Aside from water, malted grain is the most important ingredient in brewing. But increasingly, brewers don’t want malt to just give a beer its core taste — they want it to reflect a sense of place and community. In North Carolina and the Southeast, malthouses like Epiphany are teaming up with farmers and brewers to create a “Southern beer economy” with a focus on malted grain and those who farm it.
This culture-shift towards local ingredients is providing a new opportunity and revenue source for grain farmers. Small farms continue to change under growing financial pressure, namely from low profit margins and international competition. But North Carolina’s growing craft beer industry, which created a $2.6 billion economic impact in 2018 according to the Brewers Association, is teaming up with local farmers to grow fresh, local ingredients for their beers.

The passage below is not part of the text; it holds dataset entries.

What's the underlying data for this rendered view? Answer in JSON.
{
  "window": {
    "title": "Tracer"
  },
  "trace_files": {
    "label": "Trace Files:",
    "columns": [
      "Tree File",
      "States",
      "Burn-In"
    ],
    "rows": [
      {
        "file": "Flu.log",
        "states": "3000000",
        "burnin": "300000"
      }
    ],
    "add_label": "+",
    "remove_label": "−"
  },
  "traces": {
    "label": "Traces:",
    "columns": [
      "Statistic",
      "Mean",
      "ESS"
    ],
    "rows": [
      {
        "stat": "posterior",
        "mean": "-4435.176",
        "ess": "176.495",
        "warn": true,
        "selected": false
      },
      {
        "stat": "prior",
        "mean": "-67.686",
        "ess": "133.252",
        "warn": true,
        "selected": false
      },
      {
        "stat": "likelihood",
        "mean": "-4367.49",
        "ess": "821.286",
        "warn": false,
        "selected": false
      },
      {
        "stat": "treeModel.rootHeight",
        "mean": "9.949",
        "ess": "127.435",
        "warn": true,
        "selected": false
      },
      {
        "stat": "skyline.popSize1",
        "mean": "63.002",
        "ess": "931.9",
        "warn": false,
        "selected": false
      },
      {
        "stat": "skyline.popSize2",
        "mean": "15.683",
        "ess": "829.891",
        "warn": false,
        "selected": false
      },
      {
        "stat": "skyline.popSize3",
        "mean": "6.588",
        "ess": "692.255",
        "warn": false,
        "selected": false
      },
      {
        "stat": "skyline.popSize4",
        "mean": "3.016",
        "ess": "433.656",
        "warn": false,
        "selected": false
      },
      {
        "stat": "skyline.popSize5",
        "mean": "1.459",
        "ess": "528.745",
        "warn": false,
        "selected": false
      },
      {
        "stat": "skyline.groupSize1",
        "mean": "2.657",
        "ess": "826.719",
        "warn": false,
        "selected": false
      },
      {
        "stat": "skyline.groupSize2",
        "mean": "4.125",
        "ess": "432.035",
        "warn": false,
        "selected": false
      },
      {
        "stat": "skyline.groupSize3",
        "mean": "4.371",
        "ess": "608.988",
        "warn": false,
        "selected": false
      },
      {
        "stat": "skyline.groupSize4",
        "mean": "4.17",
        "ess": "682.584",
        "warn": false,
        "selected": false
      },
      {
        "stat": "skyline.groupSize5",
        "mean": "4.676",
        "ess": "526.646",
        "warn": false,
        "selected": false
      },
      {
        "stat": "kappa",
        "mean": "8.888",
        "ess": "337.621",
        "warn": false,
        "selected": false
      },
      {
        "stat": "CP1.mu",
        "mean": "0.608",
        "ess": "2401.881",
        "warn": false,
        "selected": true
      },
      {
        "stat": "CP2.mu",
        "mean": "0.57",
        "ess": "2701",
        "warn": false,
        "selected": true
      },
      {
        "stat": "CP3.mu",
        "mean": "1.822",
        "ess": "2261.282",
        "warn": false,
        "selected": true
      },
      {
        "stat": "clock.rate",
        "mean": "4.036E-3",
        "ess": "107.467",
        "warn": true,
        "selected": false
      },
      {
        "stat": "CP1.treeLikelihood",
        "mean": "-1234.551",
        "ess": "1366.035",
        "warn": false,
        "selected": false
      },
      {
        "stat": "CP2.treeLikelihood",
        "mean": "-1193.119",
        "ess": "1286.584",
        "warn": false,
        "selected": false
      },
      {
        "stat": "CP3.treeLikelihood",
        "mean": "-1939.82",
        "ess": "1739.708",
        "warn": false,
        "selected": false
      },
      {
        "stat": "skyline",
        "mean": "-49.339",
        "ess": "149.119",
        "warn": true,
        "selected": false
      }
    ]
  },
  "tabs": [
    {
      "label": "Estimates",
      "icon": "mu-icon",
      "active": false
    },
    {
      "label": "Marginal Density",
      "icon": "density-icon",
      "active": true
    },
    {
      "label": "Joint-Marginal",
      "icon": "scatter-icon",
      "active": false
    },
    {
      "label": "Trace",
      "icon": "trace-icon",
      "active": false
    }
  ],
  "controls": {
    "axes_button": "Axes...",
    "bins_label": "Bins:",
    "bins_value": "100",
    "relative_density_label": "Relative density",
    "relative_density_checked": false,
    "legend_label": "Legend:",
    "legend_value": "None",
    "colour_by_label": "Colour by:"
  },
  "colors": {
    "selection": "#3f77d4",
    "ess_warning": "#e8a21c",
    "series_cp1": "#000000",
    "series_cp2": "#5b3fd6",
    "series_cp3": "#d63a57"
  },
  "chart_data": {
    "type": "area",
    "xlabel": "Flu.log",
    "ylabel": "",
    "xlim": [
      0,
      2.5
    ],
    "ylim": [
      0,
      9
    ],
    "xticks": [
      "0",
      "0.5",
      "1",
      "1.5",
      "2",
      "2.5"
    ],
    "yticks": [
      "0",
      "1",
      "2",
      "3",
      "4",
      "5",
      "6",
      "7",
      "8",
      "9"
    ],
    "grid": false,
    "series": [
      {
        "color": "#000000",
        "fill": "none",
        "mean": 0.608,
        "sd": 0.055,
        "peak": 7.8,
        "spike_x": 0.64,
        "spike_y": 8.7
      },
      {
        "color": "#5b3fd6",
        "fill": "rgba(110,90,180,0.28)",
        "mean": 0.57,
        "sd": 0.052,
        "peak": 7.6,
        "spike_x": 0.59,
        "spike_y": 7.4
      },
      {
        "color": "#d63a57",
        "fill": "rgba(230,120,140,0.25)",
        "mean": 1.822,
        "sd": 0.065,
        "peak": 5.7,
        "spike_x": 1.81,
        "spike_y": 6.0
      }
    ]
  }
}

“It can’t be overstated how important it is,” Tim Kuhls, a farmer with family-owned Perry Farms, says. Perry Farms is located in Wake County, a populous area that includes Raleigh, the state capital. He grows malt-quality barley on the traditional tobacco farm, which his wife’s family has tended for over a century.
“To make it today, as a modern farm in Wake County, it’s not any one big thing that you do — it’s a lot of little things that add up. So if you can be 10% better every year, or find a way to grow 10%, that’s how you’re going to make it,” Kuhls says. “So while it’s just a small chunk of what we do, it’s going to be the difference for us.”
Epiphany Craft Malt, which buys grain from small farmers like Kuhls and processes it into brewing-ready ingredients, is a key part of this infrastructure that links farmers to craft breweries and consumers. Without malthouses, it would be difficult if not impossible for breweries to use local grain. Epiphany estimates that it keeps $1.8 million in the Southeastern economy and annually adds $442,000 in revenue to local farmers and the community. It also estimates that farmers who work with its maltsters utilize 1,200 acres of farmland for malting-quality grain. And Epiphany isn’t the only one — there are two other regional malthouses in the state.
“All of that money stays in the region,” Sebastian Wolfrum, the owner of Epiphany Craft Malt, says. “So the money that people spend stays at the brewery, in the community, and with the farmers.”
Although malting barley is harder to grow than feed barley, it is more cost effective and has a greater return on investment. There is also a low barrier to entry for farmers in the Southeast, as much of their equipment and land is already well-suited to winter barley — a type of barley that also has the added benefit of being less susceptible to climate change than other varieties grown in the north.
“Whether we make it or not is how many little things we can put together to carry on,” Kuhls says. “It’s less for me and more for my three boys. If farming is something they want to do, it’ll be here for them.”